Le Shema Israël, confession de foi du peuple d'Israël.
Récité deux fois par jour, le matin et le soir, le Shema Israël habite et façonne la mémoire juive. Il est encadré de trois bénédictions dans la liturgie. La première bénédiction rappelle la Création. Sa vision est universelle. Elle atteint son sommet avec le «Saint, Saint, Saint» (Is 6,3), qui affirme la transcendance de Dieu Créateur, dont la gloire remplit toute la terre. Ce Dieu saint, séparé, n'est pas indifférent à sa création. Il s'y révèle, il y est donc aussi présent et agissant. Mais pour que son immanence à son œuvre ne prête pas à confusion, la prière s'empresse d'ajouter : « Bénie soit la gloire du Seigneur depuis son Lieu » ( Ez 3.12). Le Lieu de Sa gloire demeure au-delà de toute connaissance. La deuxième bénédiction est centrée sur l'élection d'Israël par amour, et par conséquent sur la révélation particulière que Dieu a faite de Lui-même, à Israël, par sa Torah. La troisième bénédiction, qui, elle, suit le Shema Israël, évoque la rédemption, dont l'événement fondateur est la sortie d'Egypte.
La récitation du Shema Israël comprend trois passages des Ecritures :
Dt 6,4-9, Dt 11,13-22 et Nb 15,37-41, qui manifestent la relation d'Alliance entre le Dieu unique et Israël. Selon un commentaire rabbinique, il y aurait ici allusion aux «Dix Paroles » : affirmation d'une vérité : Dieu est un et unique, s’engager à l'aimer implique l'observance des commandements, dont les «Dix Paroles» sont le résumé. Or la première des deux Tables de la Loi (les cinq premières Paroles) vise la relation à Dieu tandis que la seconde (les cinq dernières Paroles) porte sur la relation au prochain. Cf. Exode 20.

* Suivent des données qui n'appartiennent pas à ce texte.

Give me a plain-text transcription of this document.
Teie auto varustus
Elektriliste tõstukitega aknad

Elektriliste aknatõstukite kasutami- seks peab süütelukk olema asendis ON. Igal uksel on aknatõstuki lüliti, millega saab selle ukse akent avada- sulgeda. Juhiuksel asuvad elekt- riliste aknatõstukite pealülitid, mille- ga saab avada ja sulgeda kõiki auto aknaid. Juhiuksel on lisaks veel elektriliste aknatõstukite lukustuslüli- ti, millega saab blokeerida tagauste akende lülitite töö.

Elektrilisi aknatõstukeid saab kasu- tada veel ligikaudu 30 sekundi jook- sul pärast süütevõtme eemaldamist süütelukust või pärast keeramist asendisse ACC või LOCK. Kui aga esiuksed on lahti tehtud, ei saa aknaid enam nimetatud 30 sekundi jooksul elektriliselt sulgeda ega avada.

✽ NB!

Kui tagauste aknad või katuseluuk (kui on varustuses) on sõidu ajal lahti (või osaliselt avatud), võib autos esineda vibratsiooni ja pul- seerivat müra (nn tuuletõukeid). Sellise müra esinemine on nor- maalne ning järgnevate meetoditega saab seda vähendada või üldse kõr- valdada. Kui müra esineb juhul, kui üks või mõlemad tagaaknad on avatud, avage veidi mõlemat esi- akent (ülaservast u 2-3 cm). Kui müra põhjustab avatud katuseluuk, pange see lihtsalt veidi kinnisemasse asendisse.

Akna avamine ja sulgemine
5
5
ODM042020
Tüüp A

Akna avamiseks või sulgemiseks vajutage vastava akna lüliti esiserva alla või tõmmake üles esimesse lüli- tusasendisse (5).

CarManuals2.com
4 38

Le premier passage du Shema Israël (Dt 6,4-9) se situe à l'intérieur de la relation d'Alliance entre Dieu et son peuple. Il est la confession de foi d'Israël en l'unité de Dieu : «Entends, Israël, le Seigneur notre Dieu, le Seigneur est un.» Cette confession de foi implique une réponse d'amour à l'amour reçu : « Et tu aimeras le Seigneur ton Dieu », réponse qui engage la personne dans tout ce qui la constitue: - son cœur (lev), qui est le lieu où l'on s'engage, - son âme (nefesh), c'est-à-dire sa vie, sa liberté d'être, son identité, - et enfin sa puissance (me'od), que l'on peut traduire par « beaucoup», c'est-à-dire ce que l'on possède et qui rend puissant.
Le Shema Israël : confession de foi dans le Dieu Un et affirmation des exigences qui en découlent dans l'aujourd'hui.
« Que ces commandements ne soient pas à tes yeux comme un commandement ancien auquel on n'attache pas d'importance, mais comme un commandement nouveau au-devant duquel tout le monde court. » cf. Élie Wiesel Un juif aujourd'hui, Paris, Seuil, 1977.
Le Shema Israël affirme encore l'importance des commandements comme moyen concret pour manifester sa propre réponse d'amour à l'amour de Dieu. Dieu a multiplié les commandements pour accroître le mérite d'Israël, lui donnant ainsi d'innombrables occasions de lui montrer son amour : tel est le sens du deuxième passage (Dt 11,13-21).
Mais le Shema Israël est aussi confession de foi en Celui qui a fait sortir Israël d'Egypte (Nb 15,37-41). Autrement dit, les commandements sont une voie de libération. Israël n'a pas quitté l'esclavage d'Egypte pour retomber sous le joug de ses propres servitudes, mais pour recevoir le joug qui rend libre, le joug du Seigneur et de sa Torah.
Isabelle Denis nds
[1] Pour Marc-Alain Ouaknin, cependant, dans le judaïsme « il n’y a pas d’obligation de croire en Dieu ... mais des actions et des préceptes à accomplir... Dans le texte célèbre intitulé Chema Israël... il est seulement interdit de commettre l’idolâtrie. On peut très bien être athée ou agnostique en proclamant cela ». Cf. La Tora expliquée aux enfants, Seuil 2009, p.109.